Insight-V-Summary-LLaMA3
Property | Value |
---|---|
Parameter Count | 8.35B |
Base Model | LLaMA3-8B |
License | Apache-2.0 |
Languages | English, Chinese |
Paper | Research Paper |
What is Insight-V-Summary-LLaMA3?
Insight-V-Summary-LLaMA3 is an advanced visual reasoning model that combines the power of LLaMA3-8B with Oryx-ViT for enhanced image processing capabilities. It features a remarkable 32K token context window and is specifically designed for complex visual reasoning tasks through a multi-agent system approach.
Implementation Details
The model is built on a sophisticated architecture that combines pre-trained Oryx-ViT with LLaMA3-8B, trained on 1.2M image-text pairs. It utilizes BFloat16 precision and was developed using 64 NVIDIA Tesla A100 GPUs, implemented in PyTorch using the HuggingFace Trainer.

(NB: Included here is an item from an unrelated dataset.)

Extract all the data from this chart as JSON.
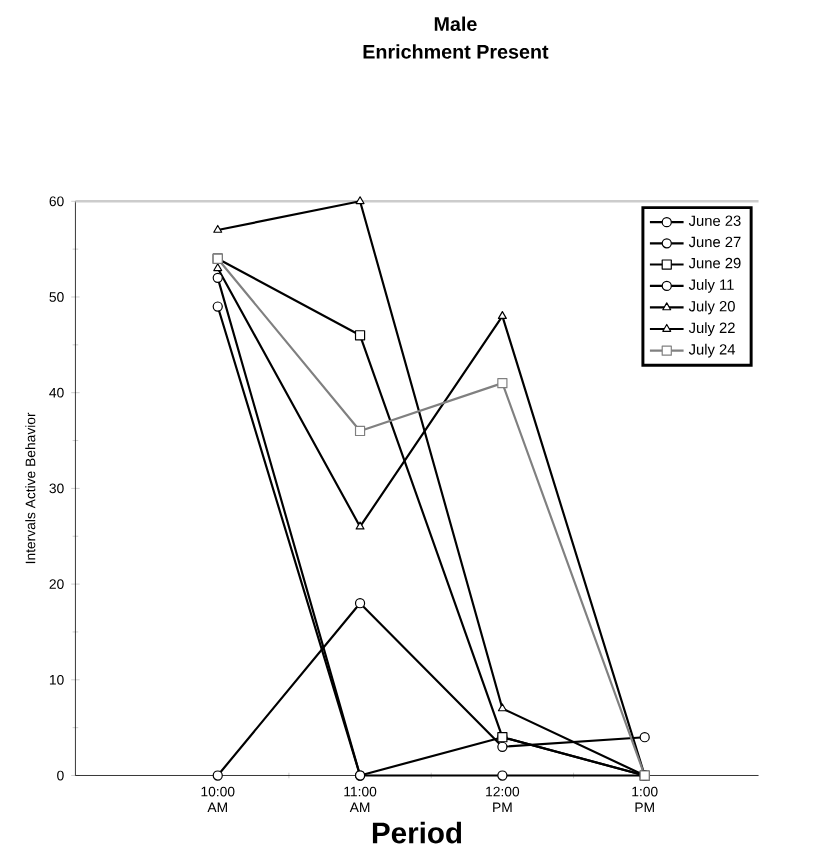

- Scalable data generation pipeline for long-chain reasoning
- Multi-agent system for task decomposition
- Two-stage training pipeline for enhanced visual reasoning
- 32K token context window support
Core Capabilities
- Visual reasoning and analysis
- Bilingual support (English and Chinese)
- Long-context processing
- High-quality reasoning chain generation
- Task decomposition and summarization
Frequently Asked Questions
Q: What makes this model unique?
The model's unique strength lies in its multi-agent system that effectively decomposes visual reasoning tasks into separate reasoning and summarization components, combined with its extensive 32K token context window and bilingual capabilities.
Q: What are the recommended use cases?
This model is particularly well-suited for complex visual reasoning tasks, long-form visual analysis, and applications requiring detailed image understanding in both English and Chinese contexts.